Kiralık işçilik
Bir süre önce yasalaşan kiralık işçilik düzenlemesini tek cümleyle özetlemek gerekirse; çalışma yaşamı ve ilişkilerinin yanı sıra emek gücü tedarikinin de esnekleşmesi anlamına geliyor. Böylece de, sömürü ilişkileri kadar sömürüye aracılık etme işi de son derece kârlı bir alan haline dönüştürülüyor.
Esnekliğin sermayenin rekabet gücünü artırmak bakımından vazgeçilmez bir düzenleme olmasının nedeni; emek gücü maliyetlerini azaltması.Böylece patronlar, çalışma hakkı kapsamında işçiye sağlamak zorunda olduğu bir dizi yükümlülükten kurtulmuş oluyor. Dolayısıyla“güvenceli” bir esnekliğin “mümkün” olduğu yaklaşımını, Çalışma Bakanlığı tarafından hazırlanan kamu spotları dışında savunabilmek pek mümkün görünmüyor. Çünkü bu eşyanın tabiatına aykırı. Esnekliğin gücü, güvenli ve güvenceli çalışma koşullarını yasal olarak ortadan kaldırmasından ileri geliyor.
Nitekim esnek çalışmanın “Kayıt dışılığı ortadan kaldıracağı” teranesinin de temelinde bu var. Yani kayıtlı emek gücünün çalışma koşulları kayıt dışındaki kadar kuralsızlaşıp, ucuzlayınca patronlar açısından kayıt dışına gerek kalmayacağı düşünülüyor. Bugünlerde pek moda olan ‘Yasaları fiili duruma uydurma’ açılımı bu konuda da oldukça revaçta.
Kiralık işçilik uygulaması ise esnek çalıştırma biçimlerinin de, geçici iş ilişkisinin de en kuralsız ve güvencesiz biçimi. Nitekim Çalışma Bakanlığı bürokratları tarafından bile gönül rahatlığıyla savunulamadığından olsa gerek,dünyada bürolar aracılığıyla kiralanan işçilerin toplam istihdam içindeki payının son derece sınırlı olduğu sıkça vurgulanıyor. Bununla beraber Türkiye’de yapılan düzenlemede de sayı sınırlandırması bulunduğuna dikkat çekiliyor.

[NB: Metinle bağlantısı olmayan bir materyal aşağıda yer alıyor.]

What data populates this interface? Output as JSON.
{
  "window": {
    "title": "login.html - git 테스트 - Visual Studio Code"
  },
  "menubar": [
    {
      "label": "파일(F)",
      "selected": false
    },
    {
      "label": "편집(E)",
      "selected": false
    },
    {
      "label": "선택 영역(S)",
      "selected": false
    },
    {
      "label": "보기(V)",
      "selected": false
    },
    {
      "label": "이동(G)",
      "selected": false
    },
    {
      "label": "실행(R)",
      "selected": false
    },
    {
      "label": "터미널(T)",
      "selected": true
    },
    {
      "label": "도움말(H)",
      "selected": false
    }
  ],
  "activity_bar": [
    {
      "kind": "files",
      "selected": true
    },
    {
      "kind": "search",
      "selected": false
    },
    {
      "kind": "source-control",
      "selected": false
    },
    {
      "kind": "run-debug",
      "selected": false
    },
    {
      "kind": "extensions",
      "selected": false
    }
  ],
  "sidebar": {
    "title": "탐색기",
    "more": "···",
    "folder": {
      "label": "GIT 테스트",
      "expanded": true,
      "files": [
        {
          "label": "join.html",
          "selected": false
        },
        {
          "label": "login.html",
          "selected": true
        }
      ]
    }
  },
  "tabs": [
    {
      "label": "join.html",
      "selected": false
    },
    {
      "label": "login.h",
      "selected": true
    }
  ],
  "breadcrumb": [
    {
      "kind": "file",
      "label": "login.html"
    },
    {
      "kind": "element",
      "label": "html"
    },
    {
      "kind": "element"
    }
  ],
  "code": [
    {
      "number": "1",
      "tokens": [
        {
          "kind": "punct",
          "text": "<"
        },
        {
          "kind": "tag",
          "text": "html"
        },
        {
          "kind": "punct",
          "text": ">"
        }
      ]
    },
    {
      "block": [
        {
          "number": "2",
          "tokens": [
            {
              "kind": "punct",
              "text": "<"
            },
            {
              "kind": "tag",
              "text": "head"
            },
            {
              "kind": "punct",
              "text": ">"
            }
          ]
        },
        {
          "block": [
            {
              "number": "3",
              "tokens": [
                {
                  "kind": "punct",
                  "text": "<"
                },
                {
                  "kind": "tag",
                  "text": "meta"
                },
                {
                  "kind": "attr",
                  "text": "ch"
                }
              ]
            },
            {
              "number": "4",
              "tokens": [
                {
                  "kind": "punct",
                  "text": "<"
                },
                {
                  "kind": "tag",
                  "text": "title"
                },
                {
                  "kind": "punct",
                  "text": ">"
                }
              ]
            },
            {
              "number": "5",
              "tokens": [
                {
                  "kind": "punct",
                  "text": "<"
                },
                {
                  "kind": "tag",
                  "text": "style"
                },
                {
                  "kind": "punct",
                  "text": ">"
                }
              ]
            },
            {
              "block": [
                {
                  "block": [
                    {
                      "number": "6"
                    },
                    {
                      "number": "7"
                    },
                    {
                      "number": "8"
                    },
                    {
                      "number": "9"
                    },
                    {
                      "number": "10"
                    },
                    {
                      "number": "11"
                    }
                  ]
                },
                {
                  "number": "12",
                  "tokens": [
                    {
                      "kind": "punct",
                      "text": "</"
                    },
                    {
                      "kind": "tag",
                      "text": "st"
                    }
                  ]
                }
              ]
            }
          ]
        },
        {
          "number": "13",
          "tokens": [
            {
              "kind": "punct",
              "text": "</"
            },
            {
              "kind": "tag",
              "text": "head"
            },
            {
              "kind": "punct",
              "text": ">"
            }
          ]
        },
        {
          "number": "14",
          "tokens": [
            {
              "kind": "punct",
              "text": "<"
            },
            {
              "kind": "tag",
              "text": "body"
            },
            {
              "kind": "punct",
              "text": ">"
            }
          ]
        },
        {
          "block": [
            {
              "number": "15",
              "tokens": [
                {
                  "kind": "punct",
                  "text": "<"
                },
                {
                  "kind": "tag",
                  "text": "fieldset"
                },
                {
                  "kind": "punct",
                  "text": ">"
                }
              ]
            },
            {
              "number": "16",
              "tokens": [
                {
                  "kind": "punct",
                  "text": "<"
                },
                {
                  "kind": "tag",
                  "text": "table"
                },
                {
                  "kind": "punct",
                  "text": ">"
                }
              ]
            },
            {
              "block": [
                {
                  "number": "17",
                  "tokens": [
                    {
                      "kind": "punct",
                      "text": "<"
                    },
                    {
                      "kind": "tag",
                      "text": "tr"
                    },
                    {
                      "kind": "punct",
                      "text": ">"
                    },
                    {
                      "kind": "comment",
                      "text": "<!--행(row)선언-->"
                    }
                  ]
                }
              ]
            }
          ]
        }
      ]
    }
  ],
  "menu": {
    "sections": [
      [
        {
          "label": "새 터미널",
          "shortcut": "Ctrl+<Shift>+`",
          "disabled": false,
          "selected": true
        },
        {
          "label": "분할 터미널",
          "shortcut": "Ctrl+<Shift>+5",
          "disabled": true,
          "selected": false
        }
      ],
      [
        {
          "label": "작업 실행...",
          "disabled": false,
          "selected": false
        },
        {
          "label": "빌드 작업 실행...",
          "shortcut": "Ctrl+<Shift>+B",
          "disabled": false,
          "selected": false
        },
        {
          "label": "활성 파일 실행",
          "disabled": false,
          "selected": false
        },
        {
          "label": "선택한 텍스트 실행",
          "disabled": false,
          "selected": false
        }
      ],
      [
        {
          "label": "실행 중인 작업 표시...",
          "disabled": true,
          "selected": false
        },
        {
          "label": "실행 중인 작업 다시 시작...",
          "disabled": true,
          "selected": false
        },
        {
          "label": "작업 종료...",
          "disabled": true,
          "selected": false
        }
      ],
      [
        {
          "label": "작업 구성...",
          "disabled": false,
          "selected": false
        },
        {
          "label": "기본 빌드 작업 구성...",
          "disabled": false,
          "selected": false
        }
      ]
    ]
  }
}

Uluslararası Özel İstihdam Büroları Konfederasyonunun (CIETT) 2015 verilerine göre; büro aracılığı ile kiralanan işçiler, toplam emek gücünün yüzde 1.6’sını oluşturuyor. Ancak bu oran dünya çapında milyonlarca işçiye tekabül ediyor.
Türkiye açısından düşünüldüğünde ise kiralık işçilik uygulamasının toplam istihdam içindeki payının oransal olarak da bu kadar sınırlı kalmayacağı çok açık. Çünkü 10 ve daha az işçi çalıştıran işletmeler açısından 5 işçiye kadar kiralık işçi çalıştırmak mümkün. Bu büyüklükteki işletmeler ise kayıtlı sektörün bile yüzde 80’inden fazlasını oluşturuyor.
Burjuvazi, bürolar aracılığıyla işçi kiralamanın işletmeler ve hükümetler açısından sağlayacağı ekonomik avantajları ballandıra ballandıra anlatırken, ücretlerin milli gelirden aldığı pay her geçen gün daha da azalıyor.
Öte yandan büroların yıllık cirosu bakımından değerlendirildiğinde, dünyanın ucuz emek deposu olan Çin’in yüzde 23.1’lik payla 2. sırada yer alması ise meselenin sınıfsal niteliğini tüm çıplaklığıyla özetliyor.
Son olarak, kiralık işçilik bürolarının işsizliği azaltacağı efsanesi de koca bir yalan. Bu konuda yapılan çalışmalar, geçici iş ilişkisi yoluyla işsiz kalınan süre kadar istihdamda geçen sürenin de azaldığı sonucuna varıyor. Yani net etki; işsizliğin azalması biçiminde değil, devir oranlarının artması biçiminde gerçekleşiyor.
Kaldı ki, Türkiye açısından değerlendirildiğinde bu sonuç bile şüpheli. Çünkü DİSK-AR’ın mart ayı işsizlik raporuna göre işsizler içindeki en kalabalık grubu geçici çalışanlar oluşturuyor. Geçici işin tamamlanmasıyla işsiz kalan bu kesimin toplam işsizler içindeki payı ise yüzde 36.